The lane was named after the temple of Charitoniya the Confessor in Ogorodnaya Sloboda, which was erected in 1654. In 1935, the temple was gone.

House of the Noble Assembly (Bolshaya Dmitrovka Street, 1)

It is also brought to Sobranye.

There is tightness, excitement, heat,

Music roar, candles shine,

A flicker, a whirlwind of fast steam …

It is in the House of the Noble Assembly at one of the magnificent balls that Tatyana Larina meets her future husband – the one about whom she will later say to repentant Onegin: “But I have been given to another; I will be faithful to him forever. “

The building in the classicism style, formerly owned by Prince Vasily Dolgoruky-Krymsky, was bought by the Moscow Nobility Assembly in 1784 in order to hold balls and social receptions. The house was rebuilt according to the project of Matvey Kazakov: on the site of the courtyard, for example, they made a large ceremonial hall, which was later called the Column Hall.

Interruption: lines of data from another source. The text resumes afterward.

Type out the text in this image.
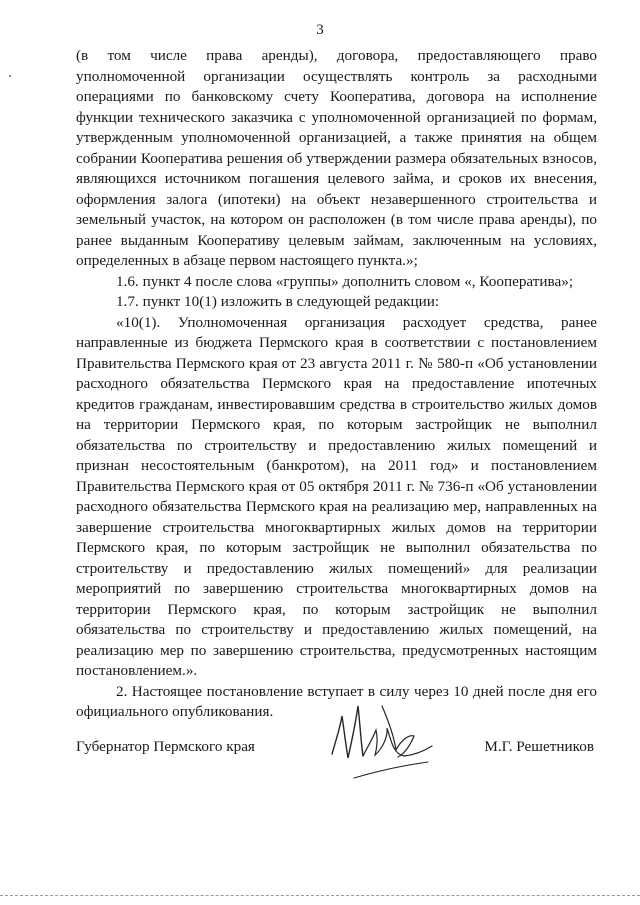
3

(в том числе права аренды), договора, предоставляющего право уполномоченной организации осуществлять контроль за расходными операциями по банковскому счету Кооператива, договора на исполнение функции технического заказчика с уполномоченной организацией по формам, утвержденным уполномоченной организацией, а также принятия на общем собрании Кооператива решения об утверждении размера обязательных взносов, являющихся источником погашения целевого займа, и сроков их внесения, оформления залога (ипотеки) на объект незавершенного строительства и земельный участок, на котором он расположен (в том числе права аренды), по ранее выданным Кооперативу целевым займам, заключенным на условиях, определенных в абзаце первом настоящего пункта.»;

1.6. пункт 4 после слова «группы» дополнить словом «, Кооператива»;

1.7. пункт 10(1) изложить в следующей редакции:

«10(1). Уполномоченная организация расходует средства, ранее направленные из бюджета Пермского края в соответствии с постановлением Правительства Пермского края от 23 августа 2011 г. № 580-п «Об установлении расходного обязательства Пермского края на предоставление ипотечных кредитов гражданам, инвестировавшим средства в строительство жилых домов на территории Пермского края, по которым застройщик не выполнил обязательства по строительству и предоставлению жилых помещений и признан несостоятельным (банкротом), на 2011 год» и постановлением Правительства Пермского края от 05 октября 2011 г. № 736-п «Об установлении расходного обязательства Пермского края на реализацию мер, направленных на завершение строительства многоквартирных жилых домов на территории Пермского края, по которым застройщик не выполнил обязательства по строительству и предоставлению жилых помещений» для реализации мероприятий по завершению строительства многоквартирных домов на территории Пермского края, по которым застройщик не выполнил обязательства по строительству и предоставлению жилых помещений, на реализацию мер по завершению строительства, предусмотренных настоящим постановлением.».

2. Настоящее постановление вступает в силу через 10 дней после дня его официального опубликования.

Губернатор Пермского края	М.Г. Решетников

The house has become a very popular place. Within its walls gathered the most brilliant society not only in Moscow, but also in St. Petersburg. Alexander Pushkin also often visited the House of the Noble Assembly. According to one version, here he met his wife Natalia Goncharova.

After the revolution, the building became the House of Unions. And before that, in 1903, they managed to rebuild it again, Alexander Meisner worked on it. The architect added a third floor and changed the facade. Only the Column Hall remained intact.

EDITOR’S NOTE: This article is a translation. Apologies should the grammar and or sentence structure not be perfect.